Faisait partie de la viguerie de Castellane, siège d’un évêché, aujourd’hui chef-lieu de canton. La commune est très étendue, plus de 7000 hectares, car elle a englobé d’abord au XVe siècle la communauté de Boades, puis en 1973 la commune du Poil (2708 hectares). Cette dernière n’est pas limitrophe avec la commune de Senez et forme une enclave à l’ouest entre les communes de Majastres et de Beynes. Malgré son étendue, la commune actuelle de Senez ne contient que 176 habitants en 2006. Nous ne retracerons pas l’historique de la cité de Senez, nous nous occuperons uniquement des chapelles rurales.

BOADES

C’est aujourd’hui un lieu-dit situé au sud-est de Senez dominant la rive droite de l’Asse à 1000 mètres d’altitude. Ce fut une communauté à part entière jusqu’au XVe siècle. Le castrum de Bogada est cité au début du XIIIe siècle (Bouche I, p. 274). Quant à l’église paroissiale de Debosadam elle est desservie par le prieur C. Ferrerius et la collation de ladite église appartient à l’église de Senez. Dominus Bt. Guillelmus et dominus Chambairianus sont les seigneurs dudit castrum. (Enquêtes 1278, p. 437, n° 873). Elle est encore citée en 1300 et 1376, ecclesia de Boyssata et ecclesia de Bosata (Pouillés, p. 290 et 293). La population en 1315 comprend 17 foyers, soit 85 habitants, mais la peste et les bandes armées vont l’anéantir ce qui amènera le rattachement à Senez à la fin du XVe siècle. Achard en dit quelques mots : Boades est une seigneurie composée de quatre bastides qui sont au pied de la montagne qui se nomme Alaup en provençal et Alpes en latin. Boades étoit un village qui fut détruit par les troupes de Raymond de Turenne (p. 359). L’église paroissiale va devenir une simple chapelle qui est encore signalée par la carte de Cassini n° 153, mais elle n’est pas mentionnée lors des visites pastorales de la fin du XIXe siècle. Aujourd’hui, il n’en reste rien et nous ne connaissons pas son titulaire.

LE POIL

Le rattachement à Senez eut lieu en 1973, la commune ne comprenant plus que 14 habitants en 1962. C’est sous l’appellation de Podium et de in Podio que le lieu apparaît en 1056. C’est à l’occasion de dons faits à l’abbaye de Saint-Victor par plusieurs personnages, le principal étant Rostaing fils de Rainard avec son épouse Adelais et ses fils Féraud, Guillaume et Pierre. Il donne à Saint-Victor les églises dédiées à la Vierge Marie, à saint Etienne protomartyr et à saint Jean, avec toutes les terres qui sont autour de ces églises. Puis plusieurs autres personnages donnent des terres et des près qui sont in Podio. Enfin d’autres donnent toute la dîme qu’ils perçoivent au nom du seigneur Rostaing et du seigneur évêque de Senez (CSV II, n° 764, p. 108-110). Le territoire paraît bien peuplé en ce milieu du XIe siècle, le cartulaire citant une dizaine de donateurs avec leur famille. L’habitat est peut-être encore sur l’éperon rocheux du Chastelas situé au sud du village et où ont été découvertes des traces d’occupation protohistorique et médiévale (CAG, p. 450-451). Mais la donation à Saint-Victor est de courte durée puisqu’il n’est plus fait mention pas la suite de l’abbaye au Poil.
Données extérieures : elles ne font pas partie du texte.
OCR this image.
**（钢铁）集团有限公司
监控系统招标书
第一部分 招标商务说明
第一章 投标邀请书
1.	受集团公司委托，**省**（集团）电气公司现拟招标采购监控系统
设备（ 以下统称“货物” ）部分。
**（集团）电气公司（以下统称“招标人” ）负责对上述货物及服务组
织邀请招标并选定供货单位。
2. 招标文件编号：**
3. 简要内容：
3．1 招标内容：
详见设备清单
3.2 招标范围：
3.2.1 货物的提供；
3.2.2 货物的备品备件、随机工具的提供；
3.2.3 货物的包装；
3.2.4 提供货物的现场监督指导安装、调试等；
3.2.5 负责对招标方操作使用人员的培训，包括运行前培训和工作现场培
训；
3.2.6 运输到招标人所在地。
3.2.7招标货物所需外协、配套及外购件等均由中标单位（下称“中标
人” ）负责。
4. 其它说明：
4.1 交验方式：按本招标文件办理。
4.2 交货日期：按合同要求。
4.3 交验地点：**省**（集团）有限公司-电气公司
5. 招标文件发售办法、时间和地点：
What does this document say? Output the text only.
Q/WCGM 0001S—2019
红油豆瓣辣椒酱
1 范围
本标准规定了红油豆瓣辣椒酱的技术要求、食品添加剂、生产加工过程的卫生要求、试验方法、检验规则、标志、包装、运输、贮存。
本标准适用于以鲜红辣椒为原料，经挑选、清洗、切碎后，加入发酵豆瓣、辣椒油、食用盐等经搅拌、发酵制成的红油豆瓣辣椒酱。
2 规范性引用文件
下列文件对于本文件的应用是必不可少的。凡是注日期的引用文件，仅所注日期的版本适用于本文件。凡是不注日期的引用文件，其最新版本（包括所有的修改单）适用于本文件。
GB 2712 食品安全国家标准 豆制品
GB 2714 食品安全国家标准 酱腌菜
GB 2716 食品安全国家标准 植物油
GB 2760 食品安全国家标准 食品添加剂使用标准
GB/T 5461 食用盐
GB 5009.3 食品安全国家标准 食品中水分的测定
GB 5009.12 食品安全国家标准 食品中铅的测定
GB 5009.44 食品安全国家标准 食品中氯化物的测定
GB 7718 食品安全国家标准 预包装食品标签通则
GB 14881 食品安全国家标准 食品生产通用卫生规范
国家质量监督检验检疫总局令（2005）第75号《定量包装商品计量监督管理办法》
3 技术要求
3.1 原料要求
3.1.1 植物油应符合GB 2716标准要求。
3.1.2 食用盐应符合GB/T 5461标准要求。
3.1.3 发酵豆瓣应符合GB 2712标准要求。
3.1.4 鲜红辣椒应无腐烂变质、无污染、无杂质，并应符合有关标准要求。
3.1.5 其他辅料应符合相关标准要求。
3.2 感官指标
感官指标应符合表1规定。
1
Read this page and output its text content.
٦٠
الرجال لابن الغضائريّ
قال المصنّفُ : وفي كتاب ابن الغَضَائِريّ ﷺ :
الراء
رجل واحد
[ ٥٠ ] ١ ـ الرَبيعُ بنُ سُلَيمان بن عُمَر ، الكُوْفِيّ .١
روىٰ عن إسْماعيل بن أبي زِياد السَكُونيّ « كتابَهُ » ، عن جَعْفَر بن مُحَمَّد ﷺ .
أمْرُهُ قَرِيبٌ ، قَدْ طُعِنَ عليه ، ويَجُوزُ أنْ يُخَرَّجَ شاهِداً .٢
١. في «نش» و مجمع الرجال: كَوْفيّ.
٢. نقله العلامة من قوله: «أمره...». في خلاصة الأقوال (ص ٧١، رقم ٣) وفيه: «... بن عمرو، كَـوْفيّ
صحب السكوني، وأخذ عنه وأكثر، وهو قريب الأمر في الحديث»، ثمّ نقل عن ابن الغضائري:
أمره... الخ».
Le castrum de Pire, cité au début du XIIe siècle par Bouche (I p. 275), comprenait 320 habitants en 1315, chiffre qui s’est maintenu jusqu’en 1852 (Atlas, p. 190). S’il faisait partie de la viguerie de Castellane il dépendait spirituellement de l’évêché de Riez. L’église paroissiale est citée en 1274 avec un prior de Piro et un capellanus de Piro, puis en 1351 comme ecclesia de Piro (Pouillés, p. 107, 109 et 112). Bartel nous fait connaître le titulaire, le Poir, oppidulum dont l’église et la cure sont sous le titre de saint Laurent (p. 59). Depuis l’abandon du village, les maisons sont tombées en ruine, l’église également 1. La titulature à saint Laurent peut remonter au début du XVIe siècle, saint évoqué comme protecteur des fléaux ayant remplacé Notre-Dame citée en 1056.

472. Chapelle Saint-Jean

Les visites pastorales de 1857, 1866 et 1870 indiquent qu’il n’existe pas de chapelle rurale sur la commune (2 V 91). Pourtant la carte de Cassini signale un édifice religieux au quartier St Jean au NO du village. Le quartier est encore cité sur les cartes actuelles avec une ferme ruinée au NE de Preynes. Mais plus de trace de la chapelle aujourd’hui. C’est elle qui est citée en 1056, ecclesia sancti Johannis avec les terres qui l’entourent et qui sont données à Saint-Victor.

473. Chapelle Saint-Maime

Elle aussi est citée par la carte de Cassini et le quartier existe encore aujourd’hui sous l’appellation St-Maime Ferme à 1031 mètres d’altitude. Le quartier se trouve au nord de la commune près d’un vieux chemin rejoignant la vallée de l’Asse au sud de Norante nommé Chemin de Barrême par le cadastre napoléonien de 1811. Maime est la forme provençale de Maxime et fait référence au saint évêque de Riez dont dépend la paroisse du Poil.

SENEZ

De 1857 à 1870 en passant par 1866, les visites pastorales recensent quatre chapelles rurales, qualifiées de passables sauf une qui est en bon état, celle du Clot. Les autres ne sont pas nommées. En 1879, il en est recensé deux : Saint-Pierre au Riou d’Ourgeas et Notre-Dame des Claux. En 1890, il en existe toujours deux mais qui demandent beaucoup de réparations (2 V 91 et 93). La carte de Cassini permet d’en repérer cinq : les chapelles de Lioux, du Riou d’Ourgeas, de Boades, de la Maurelière et de Notre-Dame des Claux. Celle de Boades a disparu au cours du XIXe siècle, celle de Lioux est en ruine, il ne subsiste que les trois autres.

Synthèse

Au Poil, trois églises sont données en 1056 par des laïcs aux moines de Saint-Victor. Il semble que l’on puisse les classer parmi les premières églises rurales ayant précédé la création du village fortifié. Elles peuvent être le reliquat d’églises de domaines créées à l’époque carolingienne. Le territoire a livré quelques sites indiquant une occupation pérenne depuis l’Antiquité et qui n’a pas échappé à la christianisation, en témoin le fragment d’épitaphe chrétienne trouvé dans le village (CAG, p. 451).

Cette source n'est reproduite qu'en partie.